Planning was key to Richard’s transition as he planned his own exit route 6 years prior to his leaving date; enabling him to transfer his trade from ME(CMT) to the Clk Wks (C) route, providing him the foundations to transition into the role he wanted when eventually leaving the military. Richard also delayed terminating his contract with the Army for 8 months to gain valuable transferrable skills and knowledge from an up and coming deployment. It also allowed him to plan his leaving date to a more suitable time of the year. Other things such as topping up his foundation degree to a BSc (Hons) and gaining other industry recognised H&S qualifications such as IOSH Managing Safely & First Aid at Work, attending CTP workshops and career fairs, networking, LinkedIn and a strong CV meant a successful transition.

Richard’s main challenge was the long wait before applying for meaningful jobs as they came and went and were a good fit and interesting, but he couldn’t apply as was still serving. He would have liked to have seen more job fairs and encourages others to take advantage of BuildForce’s Armed Forces insight days.

Richard is currently working in the Programme Management Capability office, where he develops the HS2 Project Management Competency Framework into a short, medium and long-term capability. He also looks at introducing a Project Complexity Framework to ensure the HS2 Project Management job family remains fully capable to deliver this. A typical day now for Richard consists of stakeholder meetings across internal and external business functions, to gain insights and share knowledge andinformation on similar work where appropriate. Due to the nature of Richard’s job: stakeholderengagement and risk management, change, expectation, time, planning and resourcing are all critical skills he has transferred from his military service to his role as Senior PM.

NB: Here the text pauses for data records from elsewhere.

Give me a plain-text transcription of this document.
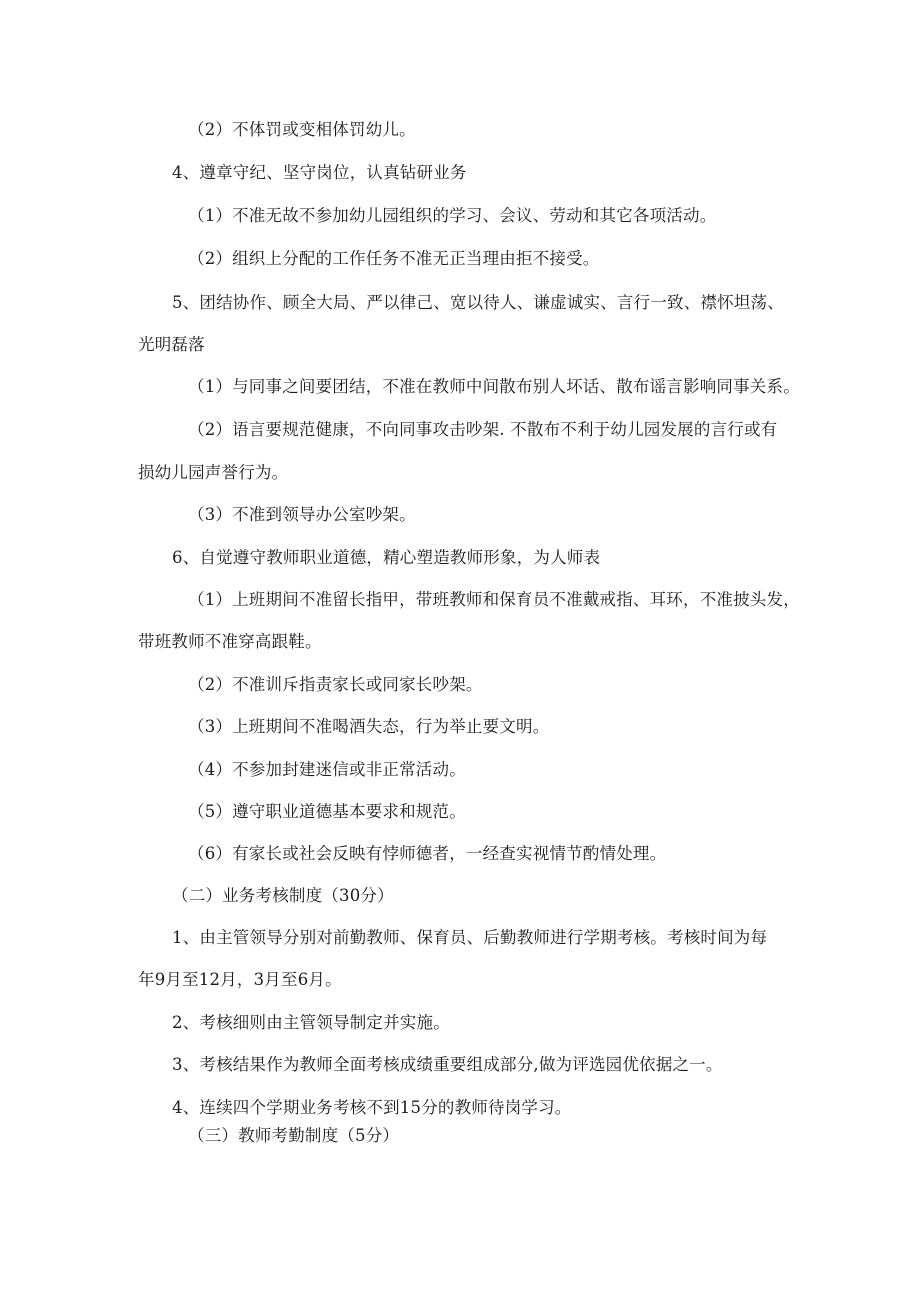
（2）不体罚或变相体罚幼儿。
4、遵章守纪、坚守岗位，认真钻研业务
（1）不准无故不参加幼儿园组织的学习、会议、劳动和其它各项活动。
（2）组织上分配的工作任务不准无正当理由拒不接受。
5、团结协作、顾全大局、严以律己、宽以待人、谦虚诚实、言行一致、襟怀坦荡、
光明磊落
（1）与同事之间要团结，不准在教师中间散布别人坏话、散布谣言影响同事关系。
（2）语言要规范健康，不向同事攻击吵架. 不散布不利于幼儿园发展的言行或有
损幼儿园声誉行为。
（3）不准到领导办公室吵架。
6、自觉遵守教师职业道德，精心塑造教师形象，为人师表
（1）上班期间不准留长指甲，带班教师和保育员不准戴戒指、耳环，不准披头发，
带班教师不准穿高跟鞋。
（2）不准训斥指责家长或同家长吵架。
（3）上班期间不准喝酒失态，行为举止要文明。
（4）不参加封建迷信或非正常活动。
（5）遵守职业道德基本要求和规范。
（6）有家长或社会反映有悖师德者，一经查实视情节酌情处理。
（二）业务考核制度（30分）
1、由主管领导分别对前勤教师、保育员、后勤教师进行学期考核。考核时间为每
年9月至12月，3月至6月。
2、考核细则由主管领导制定并实施。
3、考核结果作为教师全面考核成绩重要组成部分,做为评选园优依据之一。
4、连续四个学期业务考核不到15分的教师待岗学习。
（三）教师考勤制度（5分）
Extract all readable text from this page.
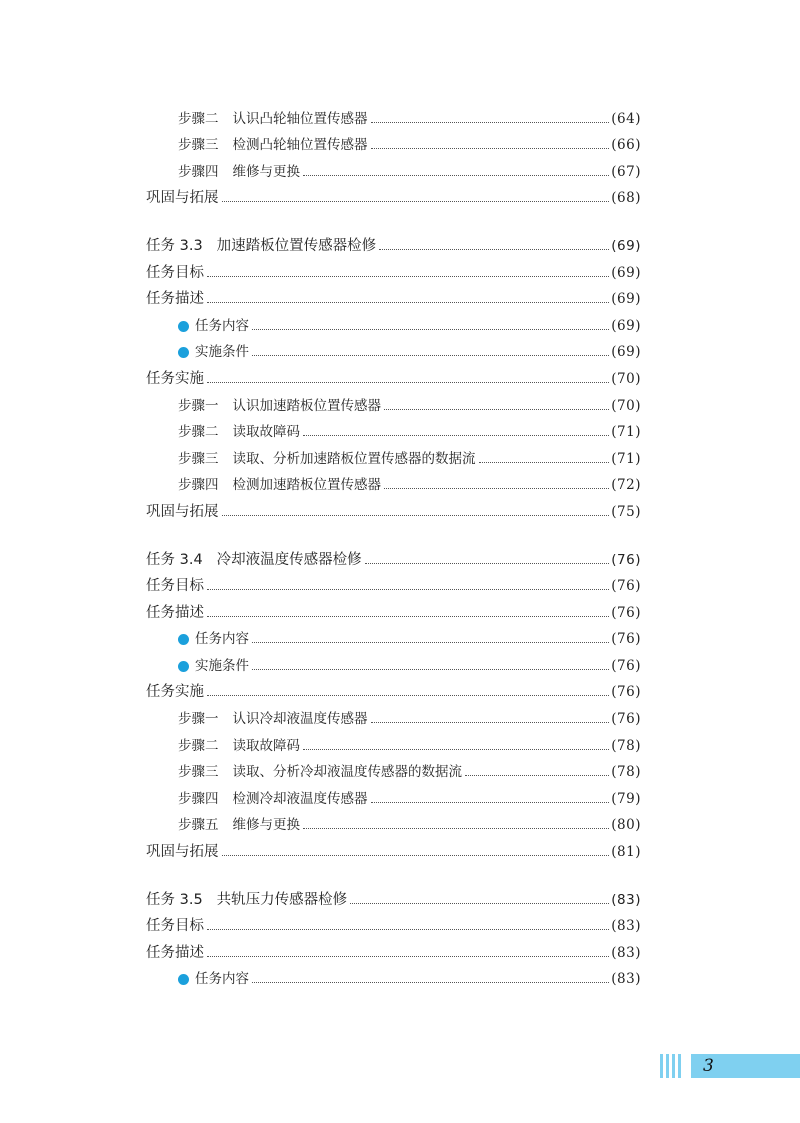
步骤二 认识凸轮轴位置传感器	(64)
步骤三 检测凸轮轴位置传感器	(66)
步骤四 维修与更换	(67)
巩固与拓展	(68)
任务 3.3 加速踏板位置传感器检修	(69)
任务目标	(69)
任务描述	(69)
任务内容	(69)
实施条件	(69)
任务实施	(70)
步骤一 认识加速踏板位置传感器	(70)
步骤二 读取故障码	(71)
步骤三 读取、分析加速踏板位置传感器的数据流	(71)
步骤四 检测加速踏板位置传感器	(72)
巩固与拓展	(75)
任务 3.4 冷却液温度传感器检修	(76)
任务目标	(76)
任务描述	(76)
任务内容	(76)
实施条件	(76)
任务实施	(76)
步骤一 认识冷却液温度传感器	(76)
步骤二 读取故障码	(78)
步骤三 读取、分析冷却液温度传感器的数据流	(78)
步骤四 检测冷却液温度传感器	(79)
步骤五 维修与更换	(80)
巩固与拓展	(81)
任务 3.5 共轨压力传感器检修	(83)
任务目标	(83)
任务描述	(83)
任务内容	(83)
3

Richard’s advice to someone leaving the Armed Forces seeking a new career in construction would be to utilise the Defence Academy to gain professional, industry recognised qualifications and use CTP and SLC/ ELC providers for less stressful courses. He also recommends to research roles and qualifications to be realistic; he initially chose a Project Manager role, to allow him time to adjust his military experience to the civilian world, before applying for a Senior Project Manager role 12 months later; meaning he was ready, more qualified and in a stronger position.

Richard also recommends, “adjusting salary expectations up or down using an App like Glassdoor or the annually published APM Salary Insights by comparing the role you want to do and the average salary in that role (obviously some companies pay better than others but it provides a good starting point for negotiations).”

Lastly, Richard would describe a career in construction as: “Interesting. Fast-paced. Rewarding.”